New Zealand Energy Corp. (CVE:NZ)(OTCQX:NZERF) said Wednesday that based on its early operational success in the Taranaki Basin of New Zealand's North Island, it has forecast an exit production rate of 3,000 barrels of oil equivalent (boe) per day for 2012.
In early morning trade, the company's shares rose 2.6 percent to $2.77 as of 9:47am ET.
The company said the guidance was prepared on the back of production
results disclosed Tuesday, as well as the planned drilling of eight net
additional wells this year.
The forecast also took into account the completion of a natural gas
pipeline, and the "continued performance in line with existing oil and
natural gas production" from its Copper Moki-1 and Copper Moki-2 wells.
Yesterday, the company said it had initiated an extended production
test of its Copper Moki-2 well, and started drilling Copper Moki-3, its
third well in the Taranaki Basin of New Zealand's North Island.
At the Copper Moki-2 (CM-2) well, it is producing 42.0 degrees of API
oil, and is currently flowing at a rate of 1,000 barrels of oil per
day, and 820 thousand cubic feet (mcf) of natural gas per day, New
Zealand Energy said.
In the last five days, CM-2 produced 5,318 barrels of oil and 4,158
mcf of natural gas. The well is tied in to the production facilities of
the Copper Moki-1 well, with produced oil trucked to the Shell-operated
Omata Tank Farm, located around 45 kilometres north of the Copper Moki
The company said the oil sells at a premium to Brent and earns a
"top-tier operating netback" of approximately US$90 per barrel. New
Zealand Energy calculates the netback as the oil sale price less fixed
and variable operating costs and a five percent royalty.
The oil and gas producer said it has also advanced its plans to build
a natural gas pipeline, and once this is completed, it expects to begin
marketing its natural gas production.
The CM-2 well was drilled to a total depth of 2,080 metres,
encountering approximately 12 metres of net pay in the Mt. Messenger
Formation, a thick sequence of turbidite sandstones in New Zealand's
Taranaki Basin. The company also collected logs from the shallower
Urenui Formation while drilling CM-2, with analysis showing potential
for oil and gas production.
Meanwhile, the company has also started drilling CM-3, with the
expectation of releasing well results by the end of March. This well
will be New Zealand Energy's first to target the deeper Moki formation,
and it expects to collect information from both the Urenui and Mt.

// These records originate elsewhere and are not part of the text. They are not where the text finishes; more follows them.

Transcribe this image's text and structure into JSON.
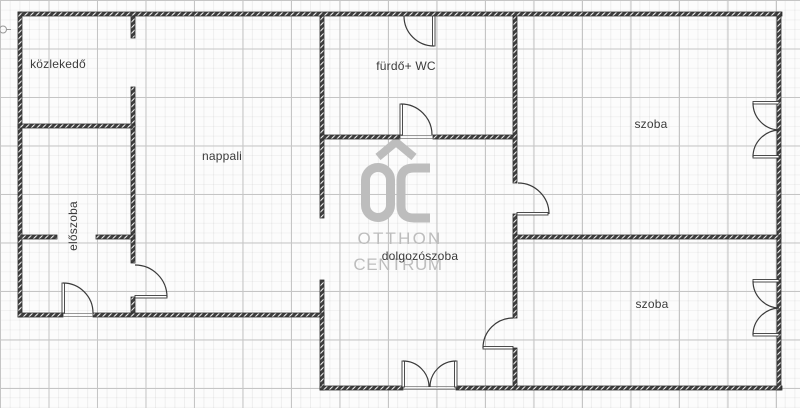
{
  "rooms": {
    "kozlekedo": {
      "label": "közlekedő"
    },
    "nappali": {
      "label": "nappali"
    },
    "furdo_wc": {
      "label": "fürdő+ WC"
    },
    "szoba_felso": {
      "label": "szoba"
    },
    "eloszoba": {
      "label": "előszoba"
    },
    "dolgozoszoba": {
      "label": "dolgozószoba"
    },
    "szoba_also": {
      "label": "szoba"
    }
  },
  "watermark": {
    "logo": "OC",
    "name_line1": "OTTHON",
    "name_line2": "CENTRUM"
  },
  "colors": {
    "wall": "#3e3e3e",
    "line": "#3a3a3a",
    "watermark": "#bdbdbd",
    "grid_major": "#c5c5c5",
    "label": "#3b3b3b",
    "background": "#fcfcfc"
  }
}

Messenger formations as CM-3 drilling proceeds.
CM-1 continues to flow, and has been flowing from natural reservoir
pressure since December 2011, producing more than 44,000 barrels of oil
since the first August test last year.
The company also said Tuesday that it had entered into a farm-in
agreement with L&M Energy, under which it will earn an additional 15
percent in the Alton Permit, increasing its interest to 65 percent. The
Alton Permit covers 119,200 acres in the Taranaki Basin of New
Zealand's North Island, with an estimated resource base of 760 million
barrels and prospective recoverable resources of 69 million barrels of
New Zealand Energy is an oil and natural gas company focused on the
production, development and exploration of petroleum and natural gas
assets in New Zealand.
Its property portfolio collectively covers nearly two million acres
of conventional and unconventional prospects in the Taranaki Basin and
East Coast Basin of New Zealand's North Island.